Sterling rose above $1.30 this week and by about 0.5 per cent overnight.
Joshua Mahony, market strategist at IG Group said the gains earlier in the week were partly driven by data from the Office for National Statistics (ONS) which showed UK wages rising at the fastest pace for eight years while unemployment fell to 4 per cent.
Improved economic data of that sort typically implies that interest rates may rise, which boosts the value of a currency.
A vote on the Prime Minister’s EU withdrawal agreement with a series of amendments, one of which, if passed, would make it less likely that the UK could leave the EU in March without a deal, will take place next week, and sterling’s strength is also based on the view that the MPs will vote in a way that makes a no deal Brexit less likely, and the market has interpreted this as being positive for sterling.
Meanwhile investors in the Eurozone economy have been buying government bonds in recent days as fears rose about the health of the economic bloc.
German manufacturing data released this week showed that sector of the bloc’s largest economy was shrinking.

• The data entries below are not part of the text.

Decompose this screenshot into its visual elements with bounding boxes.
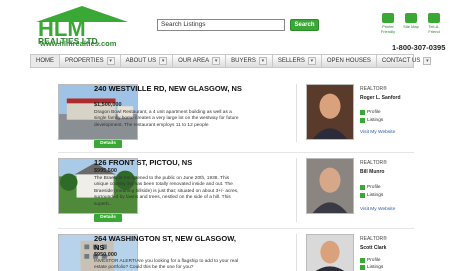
main-nav: HOME PROPERTIES ▾ ABOUT US ▾ OUR AREA ▾ BUY…: [30, 54, 432, 68]
agent-listings-label: Listings: [367, 118, 384, 123]
sitemap-icon: [405, 13, 417, 23]
listing-address[interactable]: 126 FRONT ST, PICTOU, NS: [94, 158, 244, 167]
logo-tagline: www.hlmrealties.com: [40, 39, 117, 48]
nav-buyers-label: BUYERS: [231, 58, 256, 64]
nav-about-us-label: ABOUT US: [125, 58, 157, 64]
profile-icon: [360, 258, 365, 263]
nav-sellers[interactable]: SELLERS ▾: [273, 55, 322, 67]
agent-name: Scott Clark: [360, 245, 387, 251]
listing-address[interactable]: 240 WESTVILLE RD, NEW GLASGOW, NS: [94, 84, 244, 93]
chevron-down-icon[interactable]: ▾: [159, 57, 168, 65]
agent-photo[interactable]: [306, 84, 354, 140]
realtor-label: REALTOR®: [360, 236, 387, 242]
chevron-down-icon[interactable]: ▾: [212, 57, 221, 65]
nav-our-area-label: OUR AREA: [178, 58, 210, 64]
site-map-label: Site Map: [403, 24, 419, 29]
nav-buyers[interactable]: BUYERS ▾: [226, 55, 273, 67]
listing-price: $995,500: [94, 168, 117, 174]
chevron-down-icon[interactable]: ▾: [307, 57, 316, 65]
site-map-link[interactable]: Site Map: [400, 13, 422, 29]
nav-our-area[interactable]: OUR AREA ▾: [173, 55, 227, 67]
agent-name: Bill Munro: [360, 169, 385, 175]
search-button[interactable]: Search: [290, 19, 319, 31]
agent-profile-label: Profile: [367, 185, 381, 190]
agent-listings-label: Listings: [367, 193, 384, 198]
nav-home-label: HOME: [36, 58, 54, 64]
nav-properties-label: PROPERTIES: [65, 58, 104, 64]
agent-photo[interactable]: [306, 234, 354, 271]
profile-icon: [360, 185, 365, 190]
listing-description: The Braeside Inn opened to the public on…: [94, 176, 239, 207]
agent-listings-label: Listings: [367, 265, 384, 270]
profile-icon: [360, 110, 365, 115]
listing-separator: [58, 228, 414, 229]
tell-a-friend-label: Tell-A-Friend: [428, 24, 440, 34]
agent-photo[interactable]: [306, 158, 354, 214]
agent-profile-link[interactable]: Profile: [360, 185, 381, 190]
nav-properties[interactable]: PROPERTIES ▾: [60, 55, 121, 67]
listing-price: $950,000: [94, 252, 117, 258]
agent-name: Roger L. Sanford: [360, 95, 401, 101]
agent-website-link[interactable]: Visit My Website: [360, 130, 395, 135]
agent-profile-label: Profile: [367, 258, 381, 263]
search-input[interactable]: Search Listings: [157, 19, 285, 31]
agent-profile-link[interactable]: Profile: [360, 258, 381, 263]
listing-address[interactable]: 264 WASHINGTON ST, NEW GLASGOW, NS: [94, 234, 244, 252]
agent-website-link[interactable]: Visit My Website: [360, 207, 395, 212]
nav-sellers-label: SELLERS: [277, 58, 305, 64]
nav-contact-us[interactable]: CONTACT US ▾: [377, 55, 436, 67]
listings-icon: [360, 118, 365, 123]
nav-open-houses-label: OPEN HOUSES: [326, 58, 371, 64]
listing-separator: [58, 152, 414, 153]
listing-divider: [296, 234, 297, 271]
printer-friendly-link[interactable]: Printer Friendly: [377, 13, 399, 34]
nav-home[interactable]: HOME: [31, 55, 60, 67]
listing-description: Dragon Bowl Restaurant, a 4 unit apartme…: [94, 110, 239, 128]
mail-icon: [428, 13, 440, 23]
listings-icon: [360, 193, 365, 198]
printer-icon: [382, 13, 394, 23]
chevron-down-icon[interactable]: ▾: [106, 57, 115, 65]
details-button[interactable]: Details: [94, 214, 122, 222]
listing-description: INVESTOR ALERT!Are you looking for a fla…: [94, 259, 239, 271]
agent-listings-link[interactable]: Listings: [360, 265, 383, 270]
details-button[interactable]: Details: [94, 140, 122, 148]
listing-divider: [296, 84, 297, 142]
agent-listings-link[interactable]: Listings: [360, 193, 383, 198]
printer-friendly-label: Printer Friendly: [380, 24, 396, 34]
realtor-label: REALTOR®: [360, 86, 387, 92]
chevron-down-icon[interactable]: ▾: [423, 57, 432, 65]
listings-icon: [360, 265, 365, 270]
realtor-label: REALTOR®: [360, 160, 387, 166]
nav-open-houses[interactable]: OPEN HOUSES: [322, 55, 377, 67]
nav-about-us[interactable]: ABOUT US ▾: [121, 55, 174, 67]
phone-number: 1-800-307-0395: [392, 43, 446, 52]
nav-contact-us-label: CONTACT US: [381, 58, 421, 64]
agent-listings-link[interactable]: Listings: [360, 118, 383, 123]
agent-profile-link[interactable]: Profile: [360, 110, 381, 115]
listing-divider: [296, 158, 297, 222]
listing-price: $1,500,000: [94, 102, 122, 108]
tell-a-friend-link[interactable]: Tell-A-Friend: [423, 13, 445, 34]
agent-profile-label: Profile: [367, 110, 381, 115]
chevron-down-icon[interactable]: ▾: [258, 57, 267, 65]
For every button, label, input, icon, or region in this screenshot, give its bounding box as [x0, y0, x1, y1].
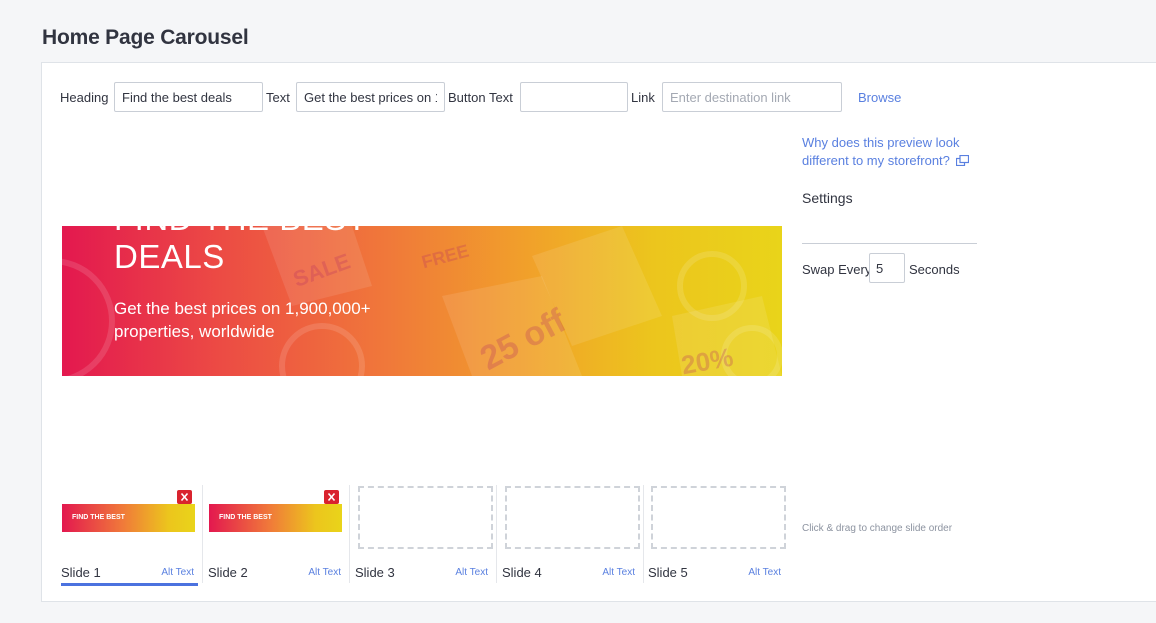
- remove-slide-button[interactable]: [177, 490, 192, 504]
- remove-slide-button[interactable]: [324, 490, 339, 504]
- swap-seconds-label: Seconds: [909, 262, 960, 277]
- preview-help-text: Why does this preview look different to …: [802, 135, 960, 168]
- slide-name: Slide 5: [648, 565, 688, 580]
- text-label: Text: [266, 90, 290, 105]
- link-label: Link: [631, 90, 655, 105]
- slide-name: Slide 4: [502, 565, 542, 580]
- link-input[interactable]: [662, 82, 842, 112]
- browse-link[interactable]: Browse: [858, 90, 901, 105]
- slide-tab-3[interactable]: Slide 3 Alt Text: [354, 483, 494, 585]
- slide-divider: [349, 485, 350, 583]
- slide-divider: [643, 485, 644, 583]
- drag-hint: Click & drag to change slide order: [802, 523, 953, 534]
- carousel-panel: Heading Text Button Text Link Browse Why…: [41, 62, 1156, 602]
- slide-thumbnail[interactable]: Find the best: [209, 504, 342, 532]
- alt-text-link[interactable]: Alt Text: [455, 567, 488, 578]
- carousel-banner-preview: 25 off SALE FREE 20% Find the best deals…: [62, 226, 782, 376]
- text-input[interactable]: [296, 82, 445, 112]
- external-window-icon: [955, 155, 969, 166]
- preview-help-link[interactable]: Why does this preview look different to …: [802, 134, 982, 170]
- slide-divider: [202, 485, 203, 583]
- alt-text-link[interactable]: Alt Text: [602, 567, 635, 578]
- heading-label: Heading: [60, 90, 109, 105]
- slide-thumbnail[interactable]: Find the best: [62, 504, 195, 532]
- slide-tab-4[interactable]: Slide 4 Alt Text: [501, 483, 641, 585]
- slide-divider: [496, 485, 497, 583]
- close-icon: [327, 492, 336, 502]
- slide-name: Slide 2: [208, 565, 248, 580]
- slide-tab-5[interactable]: Slide 5 Alt Text: [647, 483, 787, 585]
- active-slide-indicator: [61, 583, 198, 586]
- slide-tab-2[interactable]: Find the best Slide 2 Alt Text: [207, 483, 347, 585]
- empty-slide-dropzone[interactable]: [651, 486, 786, 549]
- button-text-input[interactable]: [520, 82, 628, 112]
- close-icon: [180, 492, 189, 502]
- alt-text-link[interactable]: Alt Text: [308, 567, 341, 578]
- alt-text-link[interactable]: Alt Text: [161, 567, 194, 578]
- slide-tab-1[interactable]: Find the best Slide 1 Alt Text: [60, 483, 200, 586]
- swap-every-label: Swap Every: [802, 262, 872, 277]
- heading-input[interactable]: [114, 82, 263, 112]
- button-text-label: Button Text: [448, 90, 513, 105]
- page-title: Home Page Carousel: [42, 26, 249, 49]
- swap-interval-input[interactable]: [869, 253, 905, 283]
- banner-text: Get the best prices on 1,900,000+ proper…: [114, 299, 371, 341]
- slide-name: Slide 1: [61, 565, 101, 580]
- alt-text-link[interactable]: Alt Text: [748, 567, 781, 578]
- empty-slide-dropzone[interactable]: [505, 486, 640, 549]
- slide-name: Slide 3: [355, 565, 395, 580]
- settings-title: Settings: [802, 190, 853, 206]
- empty-slide-dropzone[interactable]: [358, 486, 493, 549]
- slide-thumbnail-text: Find the best: [219, 514, 272, 521]
- banner-heading: Find the best deals: [114, 226, 366, 275]
- settings-divider: [802, 243, 977, 244]
- slide-thumbnail-text: Find the best: [72, 514, 125, 521]
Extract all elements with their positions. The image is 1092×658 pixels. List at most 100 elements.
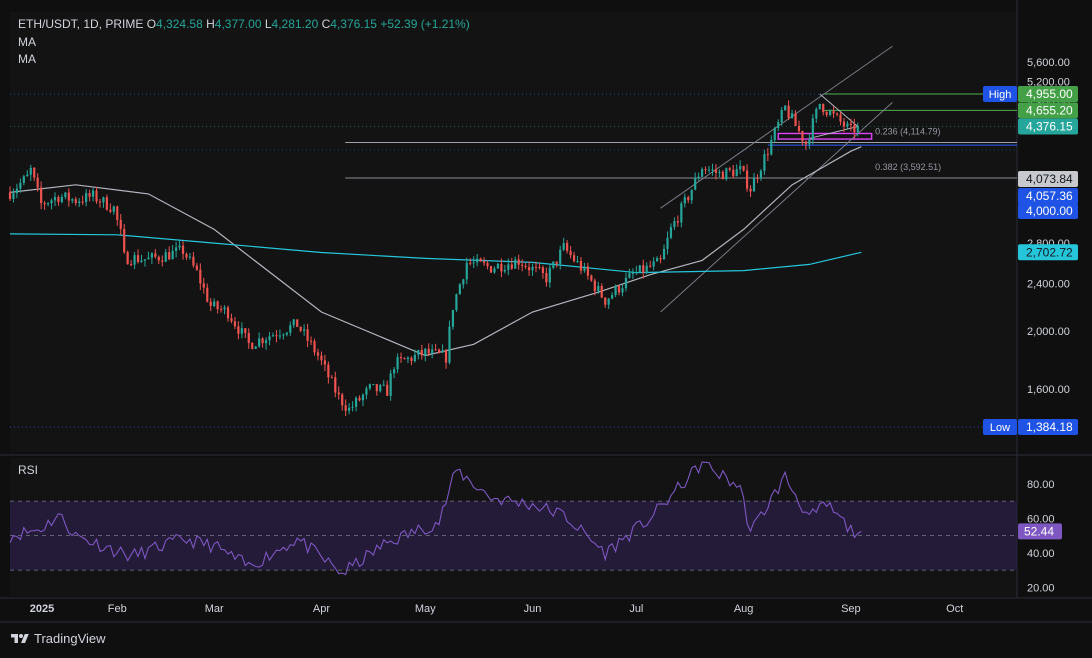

The data showed the sector to be in the worst shape it has been for more than four years.
Earlier this week the International Monetary Fund cut its forecasts for growth in the Eurozone, predicting 1.8 per cent in 2018 and 1.6 per cent in 2019 - a cut of 0.3 percentage points on its previous prediction.
The downgrade has been prompted by weak industrial production in Germany, weak domestic demand in Italy and the negative impact of street protests in France.
The market response to the data was to buy government bonds, typically viewed as a safe haven asset class.